Et, s’aidant d’une main, il souleva son corps à demi. Renaud lui sauta au cou.

– Je crois que le tranchant de ta hache a porté à faux, poursuivit Armand-Louis ; un instant, j’ai cru que j’étais mort.

– Jour de Dieu ! s’écria Renaud, si jamais je tire l’épée contre un la Guerche, et remarque bien que tu es le dernier du nom, je consens à devenir un abominable parpaillot comme toi !

Il ramena son ami un peu lentement à la Grande-Fortelle ; ils avaient une triste figure l’un et l’autre. Quand Mlle de Souvigny aperçut Armand-Louis, elle pâlit et courut à lui.

– Qu’avez-vous ?… que vous est-il arrivé ? s’écria-t-elle.

Armand-Louis baissa les yeux et avoua qu’il avait failli perdre la vie dans un combat singulier contre M. de Chaufontaine.

– Vous battre encore, et pourquoi ? reprit-elle.

– Parce qu’il vous appelait Adrienne et qu’il assurait que vous étiez en âge d’être bientôt mariée !

Mlle de Souvigny rougit un peu.

– Et que vous fait cela ? ajouta-t-elle.

– Je ne sais pas.

– Ah ! fit Adrienne.

Si la terre s’était entrouverte devant Armand-Louis, il s’y serait précipité tête baissée. Il n’avait pas eu peur devant une hache avide de sang ; le regard d’une petite fille blonde le faisait trembler.

Armand-Louis évita de rencontrer Adrienne jusqu’à la fin du jour. Pendant le dîner il fut silencieux et n’osa lever les yeux sur sa cousine.
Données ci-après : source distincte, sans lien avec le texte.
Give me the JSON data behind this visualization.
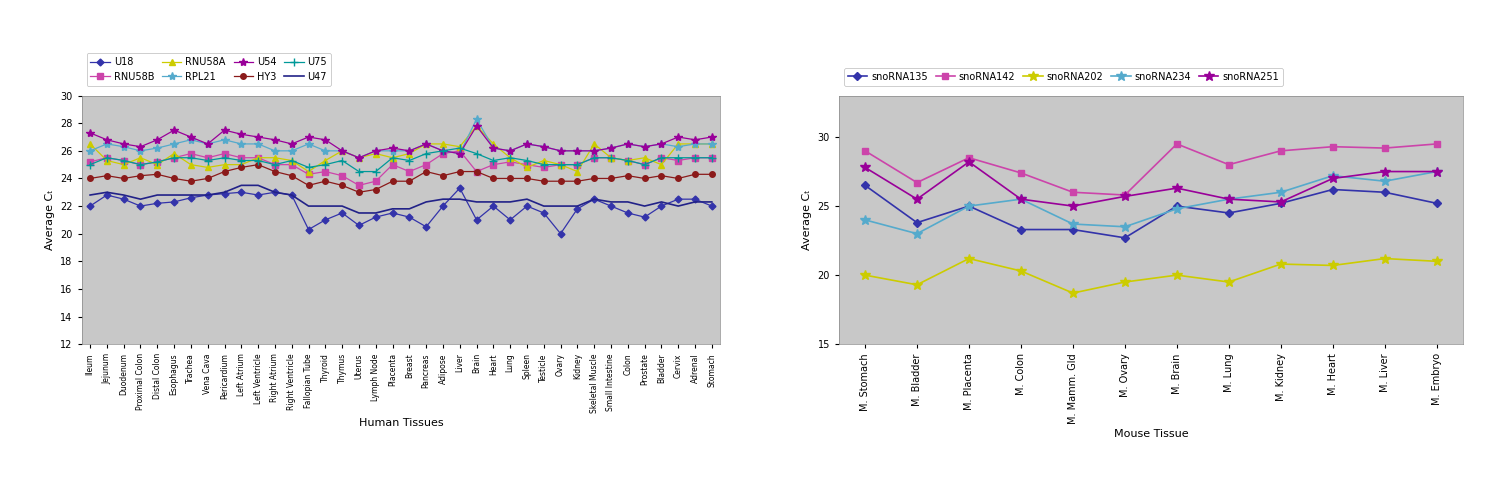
{
  "left_chart": {
    "xlabel": "Human Tissues",
    "ylabel": "Average Cₜ",
    "ylim": [
      12,
      30
    ],
    "yticks": [
      12,
      14,
      16,
      18,
      20,
      22,
      24,
      26,
      28,
      30
    ],
    "bg_color": "#c8c8c8",
    "categories": [
      "Ileum",
      "Jejunum",
      "Duodenum",
      "Proximal Colon",
      "Distal Colon",
      "Esophagus",
      "Trachea",
      "Vena Cava",
      "Pericardium",
      "Left Atrium",
      "Left Ventricle",
      "Right Atrium",
      "Right Ventricle",
      "Fallopian Tube",
      "Thyroid",
      "Thymus",
      "Uterus",
      "Lymph Node",
      "Placenta",
      "Breast",
      "Pancreas",
      "Adipose",
      "Liver",
      "Brain",
      "Heart",
      "Lung",
      "Spleen",
      "Testicle",
      "Ovary",
      "Kidney",
      "Skeletal Muscle",
      "Small Intestine",
      "Colon",
      "Prostate",
      "Bladder",
      "Cervix",
      "Adrenal",
      "Stomach"
    ],
    "series": {
      "U18": {
        "color": "#3333aa",
        "marker": "D",
        "markersize": 3.5,
        "linewidth": 0.9,
        "values": [
          22.0,
          22.8,
          22.5,
          22.0,
          22.2,
          22.3,
          22.6,
          22.8,
          22.9,
          23.0,
          22.8,
          23.0,
          22.8,
          20.3,
          21.0,
          21.5,
          20.6,
          21.2,
          21.5,
          21.2,
          20.5,
          22.0,
          23.3,
          21.0,
          22.0,
          21.0,
          22.0,
          21.5,
          20.0,
          21.8,
          22.5,
          22.0,
          21.5,
          21.2,
          22.0,
          22.5,
          22.5,
          22.0
        ]
      },
      "U54": {
        "color": "#990099",
        "marker": "*",
        "markersize": 6,
        "linewidth": 0.9,
        "values": [
          27.3,
          26.8,
          26.5,
          26.3,
          26.8,
          27.5,
          27.0,
          26.5,
          27.5,
          27.2,
          27.0,
          26.8,
          26.5,
          27.0,
          26.8,
          26.0,
          25.5,
          26.0,
          26.2,
          26.0,
          26.5,
          26.0,
          25.8,
          27.8,
          26.2,
          26.0,
          26.5,
          26.3,
          26.0,
          26.0,
          26.0,
          26.2,
          26.5,
          26.3,
          26.5,
          27.0,
          26.8,
          27.0
        ]
      },
      "RNU58B": {
        "color": "#cc44aa",
        "marker": "s",
        "markersize": 4,
        "linewidth": 0.9,
        "values": [
          25.2,
          25.5,
          25.3,
          25.0,
          25.2,
          25.5,
          25.8,
          25.5,
          25.8,
          25.5,
          25.5,
          25.0,
          25.0,
          24.3,
          24.5,
          24.2,
          23.5,
          23.8,
          25.0,
          24.5,
          25.0,
          25.8,
          26.0,
          24.5,
          25.0,
          25.2,
          25.0,
          24.8,
          25.0,
          25.0,
          25.5,
          25.5,
          25.3,
          25.0,
          25.5,
          25.3,
          25.5,
          25.5
        ]
      },
      "HY3": {
        "color": "#8b1a1a",
        "marker": "o",
        "markersize": 4,
        "linewidth": 0.9,
        "values": [
          24.0,
          24.2,
          24.0,
          24.2,
          24.3,
          24.0,
          23.8,
          24.0,
          24.5,
          24.8,
          25.0,
          24.5,
          24.2,
          23.5,
          23.8,
          23.5,
          23.0,
          23.2,
          23.8,
          23.8,
          24.5,
          24.2,
          24.5,
          24.5,
          24.0,
          24.0,
          24.0,
          23.8,
          23.8,
          23.8,
          24.0,
          24.0,
          24.2,
          24.0,
          24.2,
          24.0,
          24.3,
          24.3
        ]
      },
      "RNU58A": {
        "color": "#cccc00",
        "marker": "^",
        "markersize": 5,
        "linewidth": 0.9,
        "values": [
          26.5,
          25.3,
          25.0,
          25.5,
          25.0,
          25.8,
          25.0,
          24.8,
          25.0,
          25.0,
          25.5,
          25.5,
          25.3,
          24.5,
          25.3,
          26.0,
          25.5,
          25.8,
          25.5,
          25.8,
          26.5,
          26.5,
          26.3,
          27.8,
          26.5,
          25.5,
          24.8,
          25.3,
          25.0,
          24.5,
          26.5,
          25.5,
          25.3,
          25.5,
          25.0,
          26.5,
          26.5,
          26.5
        ]
      },
      "U75": {
        "color": "#009999",
        "marker": "+",
        "markersize": 6,
        "linewidth": 0.9,
        "values": [
          25.0,
          25.5,
          25.3,
          25.0,
          25.2,
          25.5,
          25.5,
          25.3,
          25.5,
          25.3,
          25.3,
          25.0,
          25.3,
          24.8,
          25.0,
          25.3,
          24.5,
          24.5,
          25.5,
          25.3,
          25.8,
          26.0,
          26.2,
          25.8,
          25.3,
          25.5,
          25.3,
          25.0,
          25.0,
          25.0,
          25.5,
          25.5,
          25.3,
          25.0,
          25.5,
          25.5,
          25.5,
          25.5
        ]
      },
      "RPL21": {
        "color": "#55aacc",
        "marker": "*",
        "markersize": 6,
        "linewidth": 0.9,
        "values": [
          26.0,
          26.5,
          26.3,
          26.0,
          26.2,
          26.5,
          26.8,
          26.5,
          26.8,
          26.5,
          26.5,
          26.0,
          26.0,
          26.5,
          26.0,
          26.0,
          25.5,
          26.0,
          26.0,
          26.0,
          26.5,
          26.0,
          25.8,
          28.3,
          26.2,
          26.0,
          26.5,
          26.3,
          26.0,
          26.0,
          26.0,
          26.2,
          26.5,
          26.3,
          26.5,
          26.3,
          26.5,
          26.5
        ]
      },
      "U47": {
        "color": "#222288",
        "marker": "None",
        "markersize": 0,
        "linewidth": 1.2,
        "values": [
          22.8,
          23.0,
          22.8,
          22.5,
          22.8,
          22.8,
          22.8,
          22.8,
          23.0,
          23.5,
          23.5,
          23.0,
          22.8,
          22.0,
          22.0,
          22.0,
          21.5,
          21.5,
          21.8,
          21.8,
          22.3,
          22.5,
          22.5,
          22.3,
          22.3,
          22.3,
          22.5,
          22.0,
          22.0,
          22.0,
          22.5,
          22.3,
          22.3,
          22.0,
          22.3,
          22.0,
          22.3,
          22.3
        ]
      }
    },
    "legend_order": [
      "U18",
      "RNU58B",
      "RNU58A",
      "RPL21",
      "U54",
      "HY3",
      "U75",
      "U47"
    ]
  },
  "right_chart": {
    "xlabel": "Mouse Tissue",
    "ylabel": "Average Cₜ",
    "ylim": [
      15,
      33
    ],
    "yticks": [
      15,
      20,
      25,
      30
    ],
    "bg_color": "#c8c8c8",
    "categories": [
      "M. Stomach",
      "M. Bladder",
      "M. Placenta",
      "M. Colon",
      "M. Mamm. Gld",
      "M. Ovary",
      "M. Brain",
      "M. Lung",
      "M. Kidney",
      "M. Heart",
      "M. Liver",
      "M. Embryo"
    ],
    "series": {
      "snoRNA135": {
        "color": "#3333aa",
        "marker": "D",
        "markersize": 4.5,
        "linewidth": 1.2,
        "values": [
          26.5,
          23.8,
          25.0,
          23.3,
          23.3,
          22.7,
          25.0,
          24.5,
          25.2,
          26.2,
          26.0,
          25.2
        ]
      },
      "snoRNA142": {
        "color": "#cc44aa",
        "marker": "s",
        "markersize": 4.5,
        "linewidth": 1.2,
        "values": [
          29.0,
          26.7,
          28.5,
          27.4,
          26.0,
          25.8,
          29.5,
          28.0,
          29.0,
          29.3,
          29.2,
          29.5
        ]
      },
      "snoRNA202": {
        "color": "#cccc00",
        "marker": "*",
        "markersize": 7,
        "linewidth": 1.2,
        "values": [
          20.0,
          19.3,
          21.2,
          20.3,
          18.7,
          19.5,
          20.0,
          19.5,
          20.8,
          20.7,
          21.2,
          21.0
        ]
      },
      "snoRNA234": {
        "color": "#55aacc",
        "marker": "*",
        "markersize": 7,
        "linewidth": 1.2,
        "values": [
          24.0,
          23.0,
          25.0,
          25.5,
          23.7,
          23.5,
          24.8,
          25.5,
          26.0,
          27.2,
          26.8,
          27.5
        ]
      },
      "snoRNA251": {
        "color": "#990099",
        "marker": "*",
        "markersize": 7,
        "linewidth": 1.2,
        "values": [
          27.8,
          25.5,
          28.2,
          25.5,
          25.0,
          25.7,
          26.3,
          25.5,
          25.3,
          27.0,
          27.5,
          27.5
        ]
      }
    },
    "legend_order": [
      "snoRNA135",
      "snoRNA142",
      "snoRNA202",
      "snoRNA234",
      "snoRNA251"
    ]
  }
}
Il se retira de bonne heure, et le sommeil ne venant pas, il prit un volume dans la bibliothèque de M. de Charnailles, au rayon des romans de chevalerie.

« Renaud assure que c’est fort amusant », pensa-t-il.

C’était l’histoire de Tristan et de la belle Yseult. Bientôt la poitrine d’Armand-Louis se gonfla, son cœur se mit à battre, les pages succédaient aux pages ; tout à coup il ferma le livre :

– Ah ! mon Dieu, je l’aime ! s’écria-t-il.

Le mot qu’il venait de dire fit tressaillir Armand-Louis ; tout effaré, il cacha sa tête entre ses mains, craignant que le son de sa voix n’arrivât jusqu’à Mlle de Souvigny. Le livre ouvert était auprès de lui ; mais qu’avait-il besoin d’y lire à présent ? La nuit s’écoula sans qu’il pût fermer les yeux, dans une longue suite de rêves que le souvenir et le nom d’Adrienne remplissaient. Mais ce secret qu’il venait de découvrir, sa conscience lui faisait un devoir de ne pas le garder. Dès les premières lueurs du jour il descendit au jardin et attendit Mlle de Souvigny, tout ému, palpitant, mais heureux ; il trouvait les couleurs du ciel plus brillantes, le parfum des fleurs plus enivrant, le souffle de la brise plus caressant et plus doux. Bientôt il entendit le pas léger d’Adrienne ; il s’arma de courage, et alla au-devant d’elle.

– Chère cousine, lui dit-il, vous m’avez demandé hier pourquoi la proposition de M. de Chaufontaine m’avait indigné, et je vous ai répondu que je ne le savais pas.

– C’est vrai.

– Je le sais à présent.

– Ah !

– Un hasard m’a fait lire dans mon cœur ; peut-être l’aveu que je vais vous faire excitera-t-il votre courroux… disposez de moi alors : quoi que vous ordonniez, j’obéirai !

Un léger coloris parut sur le front charmant d’Adrienne ; elle cueillit des fleurs d’une main tremblante, et, sans regarder Armand-Louis, elle se mit à les réunir en bouquet.

– Si j’ai voulu tuer M. de Chaufontaine, c’est que je vous aime, poursuivit Armand-Louis tout pâle et tout tremblant. Ma vie était à vous et je l’ignorais ; à présent quelque chose me dit que jusqu’à mon dernier soupir je vous aimerai… Hélas ! je n’y pensais pas, parce que je vivais près de vous, dans l’air que vous respirez… Maintenant que je sais que d’autres peuvent aussi vous voir, vous aimer, rechercher votre main, à présent que je puis vous perdre, une terreur folle s’est emparée de moi. Un mot de M. de Chaufontaine a fait ce miracle.

– M. de Chaufontaine !… ah ! je le déteste ! dit Adrienne.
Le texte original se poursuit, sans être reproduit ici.